Still, a few of Sandy’s girlfriends remembered that she had been
afraid of something. “She never left the apartment without peeking out of the door first,” one said.
“Do you know what frightened her?” Beryl Thompson asked.
The teenager shook her head. “She would never say what it was—or who it was—that she was afraid of. We thought maybe she just wasn’t used to being alone at night because she’d always lived home before she and Tom got married.”
Several of the school friends said that Lee Wilkins had gone steady with Sandy for a long time—since junior high school—and admitted that he had been upset when they broke up, but they felt sure he had forgiven her for marrying Tom Bowman. Despite his occasional outbursts, the former sweethearts had ended up being only good friends by the time of Sandy’s murder. Lee was happily dating someone else.
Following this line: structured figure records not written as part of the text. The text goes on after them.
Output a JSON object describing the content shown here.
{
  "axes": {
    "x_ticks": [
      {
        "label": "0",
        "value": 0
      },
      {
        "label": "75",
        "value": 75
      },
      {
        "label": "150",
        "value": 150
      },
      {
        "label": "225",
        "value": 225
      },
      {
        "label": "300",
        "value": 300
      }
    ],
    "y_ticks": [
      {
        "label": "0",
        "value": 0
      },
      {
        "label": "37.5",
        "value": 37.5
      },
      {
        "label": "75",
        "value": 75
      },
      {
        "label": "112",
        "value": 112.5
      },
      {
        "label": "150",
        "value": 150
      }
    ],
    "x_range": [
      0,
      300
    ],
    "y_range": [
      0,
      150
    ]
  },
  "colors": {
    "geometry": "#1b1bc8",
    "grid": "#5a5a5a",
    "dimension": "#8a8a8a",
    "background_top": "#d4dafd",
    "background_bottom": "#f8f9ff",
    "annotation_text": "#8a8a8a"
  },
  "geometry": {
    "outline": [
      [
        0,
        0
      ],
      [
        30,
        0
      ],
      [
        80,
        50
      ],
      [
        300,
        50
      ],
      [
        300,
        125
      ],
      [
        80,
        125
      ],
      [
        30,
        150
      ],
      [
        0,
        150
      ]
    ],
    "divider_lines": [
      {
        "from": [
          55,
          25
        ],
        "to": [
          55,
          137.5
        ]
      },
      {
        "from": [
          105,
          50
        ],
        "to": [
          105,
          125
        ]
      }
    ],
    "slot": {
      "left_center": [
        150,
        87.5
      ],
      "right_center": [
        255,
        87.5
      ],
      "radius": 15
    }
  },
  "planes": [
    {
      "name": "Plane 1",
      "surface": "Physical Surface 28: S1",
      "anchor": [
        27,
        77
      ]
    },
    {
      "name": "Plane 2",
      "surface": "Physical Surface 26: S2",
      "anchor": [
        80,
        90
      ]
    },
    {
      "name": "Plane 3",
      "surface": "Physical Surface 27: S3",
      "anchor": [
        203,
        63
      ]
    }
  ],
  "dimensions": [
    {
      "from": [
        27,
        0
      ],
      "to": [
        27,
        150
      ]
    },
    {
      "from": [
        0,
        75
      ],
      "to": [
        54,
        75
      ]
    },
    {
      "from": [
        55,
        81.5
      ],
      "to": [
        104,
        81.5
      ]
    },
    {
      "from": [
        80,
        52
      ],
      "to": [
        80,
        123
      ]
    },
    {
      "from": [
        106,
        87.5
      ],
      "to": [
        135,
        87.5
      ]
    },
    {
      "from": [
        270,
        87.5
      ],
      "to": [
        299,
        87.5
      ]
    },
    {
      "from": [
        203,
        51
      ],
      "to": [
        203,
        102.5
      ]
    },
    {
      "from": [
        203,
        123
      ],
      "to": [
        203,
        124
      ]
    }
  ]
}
One ominous factor, however, began emerging as police personnel enlarged their picture of the Bowman’s habits: although Sandy herself would not touch narcotics, many of the young people who visited her apartment were suspected of experimenting with drugs to some extent. A lot of them smoked marijuana, and Bobbi Roselle was rumored to have tried LSD.
“Sandy was really a friendly kid,” the teenagers said. “She wasn’t flirtatious, really, because she was so in love with Tom, but she liked to joke around, and she let in almost anyone in our crowd who came over to visit. Her apartment was kind of a meeting place for kids.”
Detectives wondered if Sandy might have opened her door to someone high on drugs or perhaps been naive enough to admit “a friend of a friend of a friend.” But that warred with the information from her closest friends that she was afraid of something and always cracked the door to see who was there. Sandy had been only two weeks past her sixteenth birthday; she was caught between childhood and being an adult, and it was unlikely that she had been mature enough to use good judgment all the time.